Bonifacio is a lot more important to fantasy players than he is to real baseball, being one of the few true speed threats and carrying multiple position eligibility. The worry has always been with his legs and the ability of his bat to carry him. This season, it's been his thumb that's the problem. A severe sprain necessitated surgery that cost him a month and a half, but it only took a couple weeks before he re-injured the same thumb. The initial worry was that he'd undone the fix and would need more surgery, but it appears that it's merely a moderate sprain and that the surgery held. Bonifacio is still going to miss significant time, but it could be as little as a couple weeks. His 30 steals are probably still enough to keep him high in many drafts next season.
A fractured back sounds bad, but Friedrich isn't facing the kind of danger that his teammate Juan Nicasio faced with his cervical fracture. Friedrich has a very small fracture of the vertebrae, much in the same way that several other players have had over the past few seasons. The best comp is Clay Buchholz, who lost much of the 2011 season but has come back to be physically solid.
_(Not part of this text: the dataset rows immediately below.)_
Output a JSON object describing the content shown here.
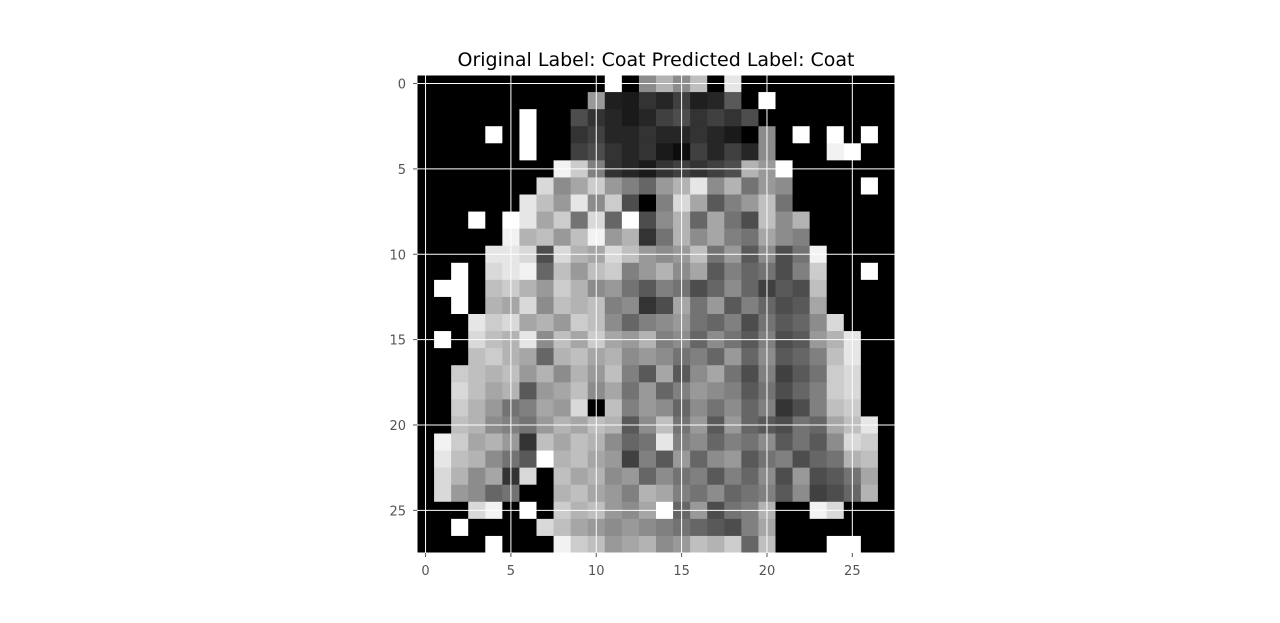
{
  "chart_data": {
    "type": "heatmap",
    "title": "Original Label: Coat  Predicted Label: Coat",
    "xlabel": "",
    "ylabel": "",
    "colormap": "gray",
    "grid": true,
    "grid_color": "#ffffff",
    "xlim": [
      -0.5,
      27.5
    ],
    "ylim": [
      27.5,
      -0.5
    ],
    "x_ticks": [
      0,
      5,
      10,
      15,
      20,
      25
    ],
    "y_ticks": [
      0,
      5,
      10,
      15,
      20,
      25
    ],
    "value_range": [
      0,
      1
    ],
    "rows": 28,
    "cols": 28,
    "values": [
      [
        0,
        0,
        0,
        0,
        0,
        0,
        0,
        0,
        0,
        0,
        0,
        1,
        0,
        0.55,
        0.7,
        0.55,
        0.75,
        0,
        0.9,
        0,
        0,
        0,
        0,
        0,
        0,
        0,
        0,
        0
      ],
      [
        0,
        0,
        0,
        0,
        0,
        0,
        0,
        0,
        0,
        0,
        0.6,
        0.12,
        0.1,
        0.2,
        0.15,
        0.25,
        0.12,
        0.15,
        0.35,
        0,
        1,
        0,
        0,
        0,
        0,
        0,
        0,
        0
      ],
      [
        0,
        0,
        0,
        0,
        0,
        0,
        1,
        0,
        0,
        0.3,
        0.2,
        0.15,
        0.1,
        0.15,
        0.25,
        0.3,
        0.2,
        0.25,
        0.2,
        0.3,
        0,
        0,
        0,
        0,
        0,
        0,
        0,
        0
      ],
      [
        0,
        0,
        0,
        0,
        1,
        0,
        1,
        0,
        0,
        0.2,
        0.25,
        0.15,
        0.15,
        0.2,
        0.15,
        0.15,
        0.2,
        0.15,
        0.1,
        0,
        0.55,
        0,
        1,
        0,
        1,
        0,
        1,
        0
      ],
      [
        0,
        0,
        0,
        0,
        0,
        0,
        1,
        0,
        0,
        0.25,
        0.3,
        0.2,
        0.15,
        0.2,
        0.1,
        0.05,
        0.25,
        0.15,
        0.25,
        0.15,
        0.55,
        0,
        0,
        0,
        0.95,
        1,
        0,
        0
      ],
      [
        0,
        0,
        0,
        0,
        0,
        0,
        0,
        0,
        0.95,
        0.8,
        0.5,
        0.2,
        0.15,
        0.1,
        0.2,
        0.25,
        0.2,
        0.25,
        0.3,
        0.7,
        0.6,
        1,
        0,
        0,
        0,
        0,
        0,
        0
      ],
      [
        0,
        0,
        0,
        0,
        0,
        0,
        0,
        0.85,
        0.55,
        0.65,
        0.8,
        0.6,
        0.5,
        0.4,
        0.6,
        0.7,
        0.9,
        0.55,
        0.7,
        0.45,
        0.6,
        0.55,
        0,
        0,
        0,
        0,
        1,
        0
      ],
      [
        0,
        0,
        0,
        0,
        0,
        0,
        0.9,
        0.75,
        0.6,
        0.9,
        0.55,
        0.8,
        0.3,
        0,
        0.5,
        0.85,
        0.65,
        0.35,
        0.5,
        0.6,
        0.75,
        0.45,
        0,
        0,
        0,
        0,
        0,
        0
      ],
      [
        0,
        0,
        0,
        1,
        0,
        1,
        0.9,
        0.65,
        0.8,
        0.45,
        0.85,
        0.4,
        1,
        0.3,
        0.55,
        0.7,
        0.4,
        0.65,
        0.45,
        0.3,
        0.75,
        0.55,
        0.7,
        0,
        0,
        0,
        0,
        0
      ],
      [
        0,
        0,
        0,
        0,
        0,
        0.95,
        0.7,
        0.75,
        0.6,
        0.75,
        0.95,
        0.6,
        0.7,
        0.2,
        0.45,
        0.7,
        0.55,
        0.65,
        0.5,
        0.45,
        0.65,
        0.55,
        0.5,
        0,
        0,
        0,
        0,
        0
      ],
      [
        0,
        0,
        0,
        0,
        0.9,
        0.9,
        0.85,
        0.3,
        0.85,
        0.7,
        0.65,
        0.85,
        0.75,
        0.6,
        0.55,
        0.6,
        0.75,
        0.45,
        0.6,
        0.35,
        0.55,
        0.3,
        0.45,
        0.95,
        0,
        0,
        0,
        0
      ],
      [
        0,
        0,
        1,
        0,
        0.85,
        0.9,
        0.95,
        0.4,
        0.75,
        0.6,
        0.75,
        0.8,
        0.5,
        0.6,
        0.7,
        0.55,
        0.65,
        0.35,
        0.5,
        0.4,
        0.45,
        0.3,
        0.5,
        0.8,
        0,
        0,
        1,
        0
      ],
      [
        0,
        1,
        1,
        0,
        0.75,
        0.8,
        0.7,
        0.6,
        0.8,
        0.7,
        0.55,
        0.6,
        0.45,
        0.35,
        0.5,
        0.45,
        0.3,
        0.4,
        0.55,
        0.4,
        0.25,
        0.35,
        0.3,
        0.75,
        0,
        0,
        0,
        0
      ],
      [
        0,
        0,
        1,
        0,
        0.7,
        0.65,
        0.85,
        0.55,
        0.75,
        0.7,
        0.75,
        0.5,
        0.55,
        0.2,
        0.3,
        0.65,
        0.45,
        0.6,
        0.35,
        0.5,
        0.4,
        0.3,
        0.35,
        0.65,
        0,
        0,
        0,
        0
      ],
      [
        0,
        0,
        0,
        0.9,
        0.8,
        0.85,
        0.65,
        0.7,
        0.6,
        0.8,
        0.75,
        0.55,
        0.4,
        0.5,
        0.55,
        0.6,
        0.45,
        0.4,
        0.5,
        0.3,
        0.45,
        0.35,
        0.4,
        0.55,
        0.85,
        0,
        0,
        0
      ],
      [
        0,
        1,
        0,
        0.85,
        0.75,
        0.7,
        0.9,
        0.55,
        0.75,
        0.65,
        0.8,
        0.65,
        0.6,
        0.7,
        0.5,
        0.55,
        0.4,
        0.55,
        0.45,
        0.35,
        0.5,
        0.3,
        0.35,
        0.6,
        0.7,
        0.9,
        0,
        0
      ],
      [
        0,
        0,
        0,
        0.75,
        0.8,
        0.7,
        0.65,
        0.4,
        0.7,
        0.75,
        0.65,
        0.7,
        0.55,
        0.6,
        0.55,
        0.45,
        0.5,
        0.4,
        0.6,
        0.4,
        0.55,
        0.35,
        0.4,
        0.5,
        0.75,
        0.9,
        0,
        0
      ],
      [
        0,
        0,
        0.8,
        0.75,
        0.7,
        0.75,
        0.6,
        0.7,
        0.55,
        0.7,
        0.6,
        0.75,
        0.5,
        0.35,
        0.65,
        0.35,
        0.55,
        0.65,
        0.45,
        0.3,
        0.5,
        0.25,
        0.35,
        0.45,
        0.8,
        0.85,
        0,
        0
      ],
      [
        0,
        0,
        0.85,
        0.75,
        0.65,
        0.7,
        0.35,
        0.6,
        0.65,
        0.75,
        0.55,
        0.65,
        0.45,
        0.6,
        0.4,
        0.5,
        0.6,
        0.55,
        0.5,
        0.35,
        0.45,
        0.3,
        0.4,
        0.5,
        0.8,
        0.85,
        0,
        0
      ],
      [
        0,
        0,
        0.8,
        0.7,
        0.6,
        0.45,
        0.5,
        0.65,
        0.6,
        0.85,
        0,
        0.75,
        0.5,
        0.6,
        0.55,
        0.4,
        0.55,
        0.45,
        0.55,
        0.4,
        0.5,
        0.2,
        0.3,
        0.5,
        0.75,
        0.8,
        0,
        0
      ],
      [
        0,
        0,
        0.75,
        0.7,
        0.55,
        0.5,
        0.45,
        0.6,
        0.7,
        0.65,
        0.75,
        0.7,
        0.35,
        0.55,
        0.75,
        0.45,
        0.6,
        0.35,
        0.6,
        0.4,
        0.35,
        0.3,
        0.45,
        0.4,
        0.65,
        0.75,
        0.9,
        0
      ],
      [
        0,
        0.95,
        0.8,
        0.65,
        0.7,
        0.6,
        0.2,
        0.75,
        0.65,
        0.75,
        0.7,
        0.55,
        0.4,
        0.45,
        0.9,
        0.5,
        0.55,
        0.4,
        0.5,
        0.45,
        0.55,
        0.35,
        0.45,
        0.35,
        0.55,
        0.85,
        0.8,
        0
      ],
      [
        0,
        0.9,
        0.75,
        0.7,
        0.55,
        0.45,
        0.35,
        1,
        0.7,
        0.75,
        0.65,
        0.6,
        0.25,
        0.5,
        0.35,
        0.6,
        0.4,
        0.55,
        0.6,
        0.35,
        0.45,
        0.5,
        0.3,
        0.4,
        0.45,
        0.7,
        0.75,
        0
      ],
      [
        0,
        0.85,
        0.7,
        0.55,
        0.65,
        0.2,
        0.85,
        0,
        0.75,
        0.65,
        0.7,
        0.55,
        0.6,
        0.4,
        0.55,
        0.45,
        0.5,
        0.35,
        0.5,
        0.4,
        0.55,
        0.3,
        0.6,
        0.3,
        0.35,
        0.45,
        0.65,
        0
      ],
      [
        0,
        0.85,
        0.6,
        0.55,
        0.4,
        0.45,
        0,
        0,
        0.7,
        0.75,
        0.65,
        0.6,
        0.5,
        0.7,
        0.65,
        0.5,
        0.45,
        0.55,
        0.4,
        0.45,
        0.5,
        0.35,
        0.55,
        0.25,
        0.3,
        0.4,
        0.7,
        0
      ],
      [
        0,
        0,
        0,
        0.85,
        0.95,
        0,
        1,
        0,
        0.8,
        0.7,
        0.75,
        0.6,
        0.55,
        0.65,
        1,
        0.4,
        0.6,
        0.3,
        0.45,
        0.5,
        0.7,
        0,
        0,
        0.95,
        0.85,
        0,
        0,
        0
      ],
      [
        0,
        0,
        1,
        0,
        0,
        0,
        0,
        0.85,
        0.75,
        0.65,
        0.6,
        0.55,
        0.6,
        0.55,
        0.5,
        0.45,
        0.4,
        0.35,
        0.3,
        0.5,
        0.65,
        0,
        0,
        0,
        0,
        0,
        0,
        0
      ],
      [
        0,
        0,
        0,
        0,
        1,
        0,
        0,
        0,
        0.95,
        0.8,
        0.75,
        0.6,
        0.65,
        0.7,
        0.55,
        0.6,
        0.75,
        0.7,
        0.8,
        0.4,
        0.75,
        0,
        0,
        0,
        1,
        1,
        0,
        0
      ]
    ]
  }
}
Friedrich's injury was a cascade injury, the result of him altering his delivery after being hit on the leg by a comebacker. He wasn't protected by the Rockies' modified four-man rotation, or by observation, or by any sort of biomechanical data. Instead, the Rockies didn't know until his back was broken -- quite literally -- and his arm was lost to them. If that's not a cry for a better system, I don't know what is.